I just took a look at the recent edits list and noticed that FanonPokedex/Heracross has had edits made by ~Gumgrapes without any notification
Guess Who...?I actually think that it's perfectly valid to have some elements of the Pokedex be attributable to folklore or exaggeration. For the example that you brought up with Litwick, it raises two questions: A: How on earth do you materially quantify that a "soul-eater" has a soul to properly eat given their immaterial nature? B: If you have an entity which feeds off of souls indiscriminately, including human souls, how on earth did the thing ever become legal to train? And how was there ever a movement to try and find a "soul substitute" rather than just writing the creature off as too dangerous to bother with? That's not to say that the 'dex entries are to be thrown out wholesale. After all, if a Pokemon has a reputation of eating souls or being a psychopomp, it must do something that would give the impression, since behind every myth is a half-truth. Are there articles that are presently hosted that don't integrate canon as well as they could to explain behaviors well? Undoubtedly. However, there's also a number of articles that take Pokedex entries at face value and don't do an adequate job of explaining what logically follows from a literal reading of those entries, which is also undesirable. I am fine with reverting the page and asking Gumgrapes via PM to post a formal claim on the article in this thread to revise it. We have proper channels for a reason, and it would not be overly hard for Gumgrapes to restore his/her work afterwards.

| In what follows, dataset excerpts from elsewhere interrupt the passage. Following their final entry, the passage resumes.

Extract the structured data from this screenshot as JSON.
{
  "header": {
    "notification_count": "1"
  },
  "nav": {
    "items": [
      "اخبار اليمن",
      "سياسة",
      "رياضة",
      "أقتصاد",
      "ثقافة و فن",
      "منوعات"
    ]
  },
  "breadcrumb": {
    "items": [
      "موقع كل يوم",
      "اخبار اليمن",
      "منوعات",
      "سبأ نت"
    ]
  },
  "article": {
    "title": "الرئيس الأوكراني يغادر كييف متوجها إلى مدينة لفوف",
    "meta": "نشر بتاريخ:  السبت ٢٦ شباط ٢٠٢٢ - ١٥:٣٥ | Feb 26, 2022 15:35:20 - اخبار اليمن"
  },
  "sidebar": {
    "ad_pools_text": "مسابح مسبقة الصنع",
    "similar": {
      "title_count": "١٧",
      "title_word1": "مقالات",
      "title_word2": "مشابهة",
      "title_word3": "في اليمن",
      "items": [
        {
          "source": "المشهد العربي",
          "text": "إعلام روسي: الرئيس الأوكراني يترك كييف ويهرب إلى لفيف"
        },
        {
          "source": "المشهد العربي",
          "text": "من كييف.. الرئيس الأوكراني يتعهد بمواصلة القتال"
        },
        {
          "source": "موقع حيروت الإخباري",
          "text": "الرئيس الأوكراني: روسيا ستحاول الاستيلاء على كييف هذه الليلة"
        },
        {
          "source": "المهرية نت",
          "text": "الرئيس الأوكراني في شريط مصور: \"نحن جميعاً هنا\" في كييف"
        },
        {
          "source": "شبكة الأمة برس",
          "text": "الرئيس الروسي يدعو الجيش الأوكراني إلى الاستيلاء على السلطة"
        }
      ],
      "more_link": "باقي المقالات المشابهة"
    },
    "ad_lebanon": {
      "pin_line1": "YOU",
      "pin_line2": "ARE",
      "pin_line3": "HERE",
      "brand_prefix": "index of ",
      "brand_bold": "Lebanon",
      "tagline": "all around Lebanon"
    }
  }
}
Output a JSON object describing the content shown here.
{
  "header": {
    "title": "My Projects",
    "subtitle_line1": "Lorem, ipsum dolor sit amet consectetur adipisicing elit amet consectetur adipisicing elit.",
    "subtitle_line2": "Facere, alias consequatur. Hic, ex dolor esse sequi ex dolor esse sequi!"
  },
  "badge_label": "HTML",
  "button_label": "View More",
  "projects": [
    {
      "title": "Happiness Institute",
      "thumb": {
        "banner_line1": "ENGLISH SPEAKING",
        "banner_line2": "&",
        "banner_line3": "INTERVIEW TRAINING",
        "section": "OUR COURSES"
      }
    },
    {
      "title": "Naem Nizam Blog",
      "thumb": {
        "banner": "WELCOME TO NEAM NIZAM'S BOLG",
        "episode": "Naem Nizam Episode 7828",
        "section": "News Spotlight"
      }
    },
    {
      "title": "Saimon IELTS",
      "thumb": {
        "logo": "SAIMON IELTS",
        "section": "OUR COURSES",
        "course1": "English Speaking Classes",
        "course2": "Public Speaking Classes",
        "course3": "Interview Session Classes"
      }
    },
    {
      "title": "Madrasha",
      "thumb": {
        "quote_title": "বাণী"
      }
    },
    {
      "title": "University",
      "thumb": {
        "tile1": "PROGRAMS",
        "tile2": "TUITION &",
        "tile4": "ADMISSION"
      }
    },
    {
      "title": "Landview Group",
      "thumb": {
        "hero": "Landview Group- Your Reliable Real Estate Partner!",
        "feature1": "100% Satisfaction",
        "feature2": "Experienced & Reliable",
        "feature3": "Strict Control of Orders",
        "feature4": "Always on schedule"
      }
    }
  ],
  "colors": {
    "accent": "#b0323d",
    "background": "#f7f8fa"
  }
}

edited 21st Jun '14 11:51:16 PM by TracerBullet
Hard Boiled Detective Since 1985
I prefer Lord Gum Grapes, but I'm not pickyOh! I'm sorry, was I not supposed to edit that? Forgive me, I'm extremely inexperienced with the structure here. I've visited this site a lot, and made sure to read up on what to do here, but I'm afraid I'm still prone to screwing up. If I was doing anything out of line, just tell me. I'll get rid of my work, and honestly there's no need to worry about any process in formally restoring it, TV Tropes can live without my editing. It honestly was my impression that one could simply make an edit without going through any sort of convoluted process first, I'm sorry if I was wrong.
To measure the meaning can make you delay.
Hey, no worries. This is just a side project in the community that isn't actually part of TV Tropes proper, so it's got its own guidelines and process to go through.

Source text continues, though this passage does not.